Op basis van de inventarisatiegegevens zijn bomenlijsten en kaartmateriaal (inclusief boomnummering en kroonprojecties) vervaardigd.

Naast deze kwantitatieve beoordeling wordt, daar waar relevant, een kwalitatieve beschrijving van de bomen gegeven.

Naast structurele gebreken als zwamaantastingen kunnen bomen over tijdelijke gebreken beschikken.
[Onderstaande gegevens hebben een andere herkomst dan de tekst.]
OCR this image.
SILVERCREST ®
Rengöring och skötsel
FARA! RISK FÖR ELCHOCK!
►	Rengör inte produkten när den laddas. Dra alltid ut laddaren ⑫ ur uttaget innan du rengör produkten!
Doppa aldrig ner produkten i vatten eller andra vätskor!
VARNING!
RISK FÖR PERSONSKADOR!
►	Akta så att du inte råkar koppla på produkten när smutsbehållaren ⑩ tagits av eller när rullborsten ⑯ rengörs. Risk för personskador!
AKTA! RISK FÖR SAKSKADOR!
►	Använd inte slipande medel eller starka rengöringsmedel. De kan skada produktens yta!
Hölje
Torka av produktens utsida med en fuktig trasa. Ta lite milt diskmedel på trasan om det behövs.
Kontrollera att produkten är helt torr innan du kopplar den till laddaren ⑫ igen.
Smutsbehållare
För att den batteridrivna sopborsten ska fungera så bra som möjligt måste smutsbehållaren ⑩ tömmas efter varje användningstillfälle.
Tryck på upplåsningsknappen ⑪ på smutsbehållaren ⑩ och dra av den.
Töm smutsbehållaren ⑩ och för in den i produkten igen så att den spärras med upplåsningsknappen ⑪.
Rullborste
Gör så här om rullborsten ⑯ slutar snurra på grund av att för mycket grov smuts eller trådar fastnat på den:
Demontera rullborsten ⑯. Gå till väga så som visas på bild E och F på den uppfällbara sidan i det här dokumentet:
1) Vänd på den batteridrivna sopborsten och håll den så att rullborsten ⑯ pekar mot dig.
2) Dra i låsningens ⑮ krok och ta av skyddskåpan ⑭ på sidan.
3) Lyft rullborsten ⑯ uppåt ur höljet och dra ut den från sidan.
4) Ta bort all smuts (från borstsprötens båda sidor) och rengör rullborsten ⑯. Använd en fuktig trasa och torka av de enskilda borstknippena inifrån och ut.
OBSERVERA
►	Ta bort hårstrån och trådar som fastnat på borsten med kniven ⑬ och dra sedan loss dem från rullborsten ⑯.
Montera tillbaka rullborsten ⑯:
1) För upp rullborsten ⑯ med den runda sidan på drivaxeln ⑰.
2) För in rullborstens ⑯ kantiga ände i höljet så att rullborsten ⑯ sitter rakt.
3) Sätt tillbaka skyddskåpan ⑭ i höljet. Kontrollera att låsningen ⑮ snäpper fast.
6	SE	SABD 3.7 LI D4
Tijdelijke gebreken zijn bijvoorbeeld probleemtakken (dood hout, zuigers, te laaghangende takken) welke doormiddel van snoei te verhelpen zijn. Daarnaast wordt onder meer, voortvloeiend uit de inventarisatie beoordeeld of de boom (potentieel) monumentaal is.

Afbeelding 3: Ingemeten boompunten met kroonprojecties huidige situatie

(8)

5. Regelgeving en beleid van toepassing op dit project

Het project Crossroads wordt getoetst aan regelgeving en beleidsregels zoals deze zijn verwoord in hoofdstuk 15 Bijlagen. Naast de regelgeving en beleidsregels blijkt uit de volgende beleidstukken de grote waarde die (de bestuursorganen van) de gemeente Groningen hecht(en) aan bomen en houtopstanden binnen de bebouwde kom:

• APVG/Beleidsregels APVG Vellen van een houtopstand (2017)

• Nota Bladgoud (2013);

• Groenstructuurvisie ‘Groene Pepers’ (2009);

• Bomenstructuurvisie ‘Sterke Stammen’ (2014);

• Stedelijke Ecologische Structuur (SES) (2014).

Deze beleidsstukken en de regelgeving zijn van toepassing bij het opstellen van deze BEA en te verkrijgen bij de gemeente Groningen (www.gemeente.groningen.nl). In de volgende paragrafen wordt per beleidskader een uiteenzetting gegeven van de relevante regels/normen.

Algemeen Plaatselijke verordening Groningen (APVG)

Om de uitvoering van dit project mogelijk te maken, moeten er bomen en houtopstanden verwijderd worden. De APVG is van kracht, een omgevingsvergunning met activiteit vellen van bomen en houtopstanden is daarom vereist.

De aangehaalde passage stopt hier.